Sábado, como há muito tempo não fazia, coloquei meus óculos grossos, sentei no sofá, e abri o jornal. Eis que entre matérias como o alto custo da produção agrícola no país e a iminência de uma crise econômica mundial, encontro um texto do jornalista David Coimbra. Aposto que não foi por acaso que meus olhos passaram pelo texto e se interessaram em lê-lo. Segue abaixo a crônica:
Fazia calor, e ele sorria
Fazia calor, e ele sorria
Era uma dessas tardes de canícula que
faziam pensar sobre os milênios que o ser humano atravessou sem
ar-condicionado. Como conseguimos? Como chegamos até aqui?
Havia deixado o carro num estacionamento, já ia
alcançando a calçada, quando o vi. Estava dentro da guarita da portaria, uma
dessas casinholas onde mal cabe uma pessoa. Era um homem de pele negra luzidia,
de certa idade, imaginei que tivesse filhos e netos. Suava às catadupas dentro
do uniforme. Só de vê-lo fiquei com calor. Estiquei o pescoço e brinquei, meio
em solidariedade, meio para lhe aliviar o sofrimento:
– Vida dura...
Ele abriu um sorriso.
– Nem tanto – respondeu com animação
surpreendente para aquele dia pastoso. – Pior seria se não tivesse trabalho.
Além disso, economizo com sauna!
E atirou de dentro do seu esconderijo uma risada
de satisfação com a própria piada.
Despedi-me dele sentindo-me bem. Ali estava um
homem que sabia viver. Fosse outro, passaria se queixando do emprego inferior à
sua dignidade, do salário inferior ao seu merecimento, do chefe que o colocara
ali por perseguição, do governo que não o amparava por incompetência.
Na verdade, pouco interessa a condição em que
alguém se encontra. Se o ambiente é desta ou daquela forma. É difícil encontrar
duas pessoas que, estando na mesma situação, vivam no mesmo mundo. O interior é
que vai fazer com que o exterior seja positivo ou negativo.

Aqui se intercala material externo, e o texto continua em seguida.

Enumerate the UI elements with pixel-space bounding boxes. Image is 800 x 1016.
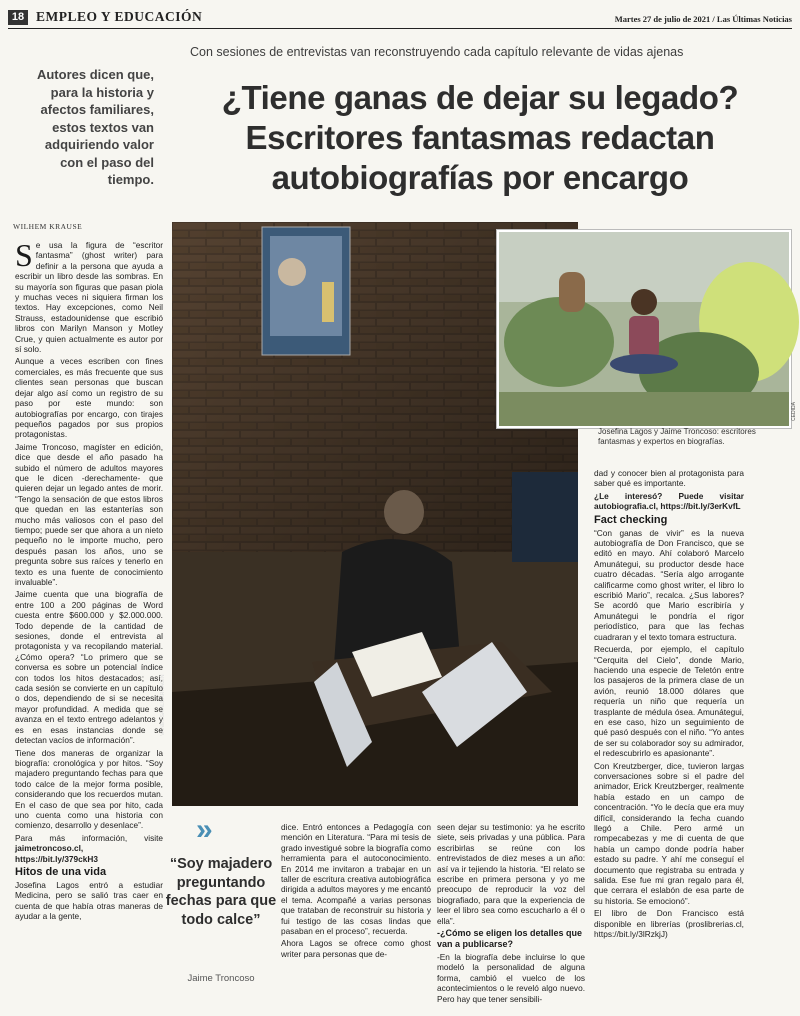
subhead-fact-checking: Fact checking: [594, 513, 668, 526]
byline: WILHEM KRAUSE: [13, 222, 83, 231]
col1-paragraph-6: [15, 833, 163, 864]
kicker: Con sesiones de entrevistas van reconstruyendo cada capítulo relevante de vidas ajenas: [190, 45, 684, 59]
pullquote: [166, 815, 276, 1015]
woman-in-garden-photo: [499, 232, 789, 426]
jaimetroncoso-link[interactable]: jaimetroncoso.cl, https://bit.ly/379ckH3: [15, 843, 98, 864]
subhead-hitos: Hitos de una vida: [15, 865, 107, 878]
headline-line-3: autobiografías por encargo: [271, 159, 689, 196]
col1-p6-lead: Para más información, visite: [15, 832, 163, 843]
main-photo-credit: VANESSA ALBARRACÍN: [160, 674, 166, 736]
col1-paragraph-4: Jaime cuenta que una biografía de entre 100 a 200 páginas de Word cuesta entre $600.000 y $2.000.000. Todo depende de la cantidad de sesiones, donde el entrevista al protagonista y va recopilando material. ¿Cómo opera? “Lo primero que se conversa es sobre un potencial índice con todos los hitos destacados; así, cada sesión se convierte en un capítulo o dos, dependiendo de si se necesita mayor profundidad. A medida que se avanza en el texto entrego adelantos y es en esas instancias donde se detectan vacíos de información”.: [15, 589, 163, 746]
col1-p1-text: e usa la figura de “escritor fantasma” (ghost writer) para definir a la persona que ayuda a escribir un libro desde las sombras. En su mayoría son figuras que pasan piola y muchas veces ni siquiera firman los textos. Hay excepciones, como Neil Strauss, estadounidense que escribió libros con Marilyn Manson y Motley Crue, y quien actualmente es autor por sí solo.: [15, 240, 163, 355]
section-title: EMPLEO Y EDUCACIÓN: [36, 9, 203, 24]
subhead-detalles: -¿Cómo se eligen los detalles que van a publicarse?: [437, 928, 583, 950]
col2-paragraph-2: Ahora Lagos se ofrece como ghost writer para personas que de-: [281, 938, 431, 959]
col4-paragraph-5: Con Kreutzberger, dice, tuvieron largas conversaciones sobre si el padre del animador, Erick Kreutzberger, realmente había estado en un campo de concentración. “Yo le decía que era muy difícil, considerando la fecha cuando llegó a Chile. Pero armé un rompecabezas y me di cuenta de que había un campo donde podría haber estado su padre. Y ahí me conseguí el documento que registraba su entrada y salida. Ese fue mi gran regalo para él, que cerrara el eslabón de esa parte de su historia. Se emocionó”.: [594, 760, 744, 906]
col4-paragraph-3: “Con ganas de vivir” es la nueva autobiografía de Don Francisco, que se editó en mayo. Ahí colaboró Marcelo Amunátegui, su productor desde hace cuatro décadas. “Sería algo arrogante calificarme como ghost writer, el libro lo escribió Mario”, recalca. ¿Sus labores? Se acordó que Mario escribiría y Amunátegui le pondría el rigor periodístico, para que las fechas cuadraran y el texto tomara estructura.: [594, 527, 744, 642]
pullquote-text: “Soy majadero preguntando fechas para que todo calce”: [165, 856, 277, 928]
col3-paragraph-2: -En la biografía debe incluirse lo que modeló la personalidad de alguna forma, cambió el vuelco de los acontecimientos o le reveló algo nuevo. Pero hay que tener sensibili-: [437, 952, 585, 1004]
article-column-1: [15, 237, 163, 1010]
col4-paragraph-4: Recuerda, por ejemplo, el capítulo “Cerquita del Cielo”, donde Mario, haciendo una especie de Teletón entre los pasajeros de la primera clase de un avión, reunió 18.000 dólares que requería un niño que requería un trasplante de médula ósea. Amunátegui, en ese caso, hizo un seguimiento de qué pasó después con el niño. “Yo antes de ser su colaborador soy su admirador, el redescubrirlo es apasionante”.: [594, 644, 744, 759]
page-header: [8, 8, 792, 29]
col3-paragraph-1: seen dejar su testimonio: ya he escrito siete, seis privadas y una pública. Para escribirlas se reúne con los entrevistados de diez meses a un año: así va ir tejiendo la historia. “El relato se escribe en primera persona y yo me preocupo de reproducir la voz del biografiado, para que la experiencia de leer el libro sea como escucharlo a él o ella”.: [437, 822, 585, 926]
page-number: 18: [8, 10, 28, 25]
col1-paragraph-7: Josefina Lagos entró a estudiar Medicina, pero se salió tras caer en cuenta de que había otras maneras de ayudar a la gente,: [15, 879, 163, 922]
article-column-4: [594, 468, 744, 1013]
col1-paragraph-5: Tiene dos maneras de organizar la biografía: cronológica y por hitos. “Soy majadero preguntando fechas para que todo calce de la mejor forma posible, considerando que los recuerdos mutan. En el caso de que sea por hito, cada uno cuenta como una historia con comienzo, desarrollo y desenlace”.: [15, 747, 163, 831]
col4-paragraph-1: dad y conocer bien al protagonista para saber qué es importante.: [594, 468, 744, 489]
standfirst: Autores dicen que, para la historia y afectos familiares, estos textos van adquiriendo valor con el paso del tiempo.: [36, 67, 154, 187]
chevron-icon: »: [196, 813, 213, 846]
col1-paragraph-2: Aunque a veces escriben con fines comerciales, es más frecuente que sus clientes sean personas que buscan dejar algo así como un registro de su paso por este mundo: son autobiografías por encargo, con tirajes pequeños pagados por sus propios protagonistas.: [15, 356, 163, 440]
dropcap: S: [15, 237, 33, 273]
article-column-2: [281, 822, 431, 1012]
article-column-3: [437, 822, 585, 1012]
col1-paragraph-3: Jaime Troncoso, magíster en edición, dice que desde el año pasado ha subido el número de adultos mayores que le dicen -derechamente- que quieren dejar un legado antes de morir. “Tengo la sensación de que estos libros que quedan en las estanterías son mucho más valiosos con el paso del tiempo; puede ser que ahora a un nieto pequeño no le importe mucho, pero después pasan los años, uno se pregunta sobre sus raíces y tenerlo en texto es una fuente de conocimiento invaluable”.: [15, 441, 163, 587]
headline-line-1: ¿Tiene ganas de dejar su legado?: [221, 79, 739, 116]
autobiografia-link[interactable]: ¿Le interesó? Puede visitar autobiografia.cl, https://bit.ly/3erKvfL: [594, 490, 744, 512]
pullquote-attribution: Jaime Troncoso: [187, 973, 255, 984]
col1-paragraph-1: [15, 237, 163, 355]
inset-photo-frame: [497, 230, 797, 428]
col4-paragraph-6: El libro de Don Francisco está disponible en librerías (proslibrerias.cl, https://bit.ly/3lRzkjJ): [594, 908, 744, 940]
col2-paragraph-1: dice. Entró entonces a Pedagogía con mención en Literatura. “Para mi tesis de grado investigué sobre la biografía como herramienta para el autoconocimiento. En 2014 me invitaron a trabajar en un taller de escritura creativa autobiográfica dirigida a adultos mayores y me encantó el tema. Acompañé a varias personas que trataban de reconstruir su historia y fui testigo de las cosas lindas que pasaban en el proceso”, recuerda.: [281, 822, 431, 937]
headline-line-2: Escritores fantasmas redactan: [245, 119, 715, 156]
inset-photo-credit: CEDIDA: [791, 402, 797, 421]
headline: [165, 78, 795, 198]
inset-photo-caption: Josefina Lagos y Jaime Troncoso: escritores fantasmas y expertos en biografías.: [598, 427, 756, 446]
issue-date: Martes 27 de julio de 2021 / Las Últimas Noticias: [614, 14, 792, 24]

Você pode constatar isso todos os dias. Em tudo
e em todos há coisas boas e ruins. Você é quem escolhe o que vai pegar para
você. E a sua escolha depende do que você é. Pessoas boas enxergam o lado bom
das outras pessoas e alegram-se com isso e tornam a convivência leve. Mas há
quem só veja os defeitos dos outros e assim os defeitos se aprofundam,
tornam-se mais graves e mais feios, e a convivência fica pedregosa. Ou seja: a
responsabilidade não é de quem é julgado, é de quem julga. As coisas não são
bonitas à sua volta? Olhe para dentro. Talvez lá é que elas sejam feias.
Como o brasileiro vê o Brasil e os governantes
do Brasil?
Parece que houve gente enriquecendo com as
privatizações do governo tucano, leio isso na Carta Capital. Parece que nunca
houve tanta corrupção como a que grassa no governo petista, leio isso na Veja.
A impressão é de que o Brasil afunda num mar de lama, para repetir a expressão
de Vargas.
Mas não é bem assim. O Brasil melhorou de Itamar
Franco para cá. São 18 anos de estabilidade econômica e política, o que resta
provado até pela quantidade e pela profundidade das denúncias de corrupção, que
antes havia, mas não aparecia.
Então, por que o brasileiro não se comporta mais
como aquele homem cordial e fagueiro de tempos muito piores, como, por exemplo,
os tempos do mar de lama de Vargas? Por que o brasileiro não percebe que o
Brasil evoluiu? Será que o brasileiro “piorou”? Ou será que há mais homens como
o vigia do estacionamento, suando em silêncio, mas contentes com a vida?
* Texto publicado na Zero Hora, 16/12/2011
* Texto publicado na Zero Hora, 16/12/2011
Me surpreendi com a leitura, eu que reclamo tanto da vida, das situações impostas, do calor, do frio, e o sujeito me diz que pior seria se não tivesse emprego. Creio que este seja o grande defeito da humanidade: reclamar. Reclama-se no twitter, reclama-se no facebook. Nunca fui uma pessoa otimista, desde a escola, sempre esperava o pior resultado nas provas, pois se fosse mal realmente, não me surpreenderia. E assim é com as coisas da vida. Senti como se tomasse um murro no meio da cara, como se David Coimbra estivesse escrevendo para mim e dizendo: Acorda Priscila, você não vai sair para brincar? Venha brindar um novo dia. O
sol nasceu, o céu está azul. É tudo lindo como você. Pois é, não quero dizer que acordei achando tudo perfeito, mas, após este texto, garanto que estou refletindo melhor sobre meus próprios conceitos.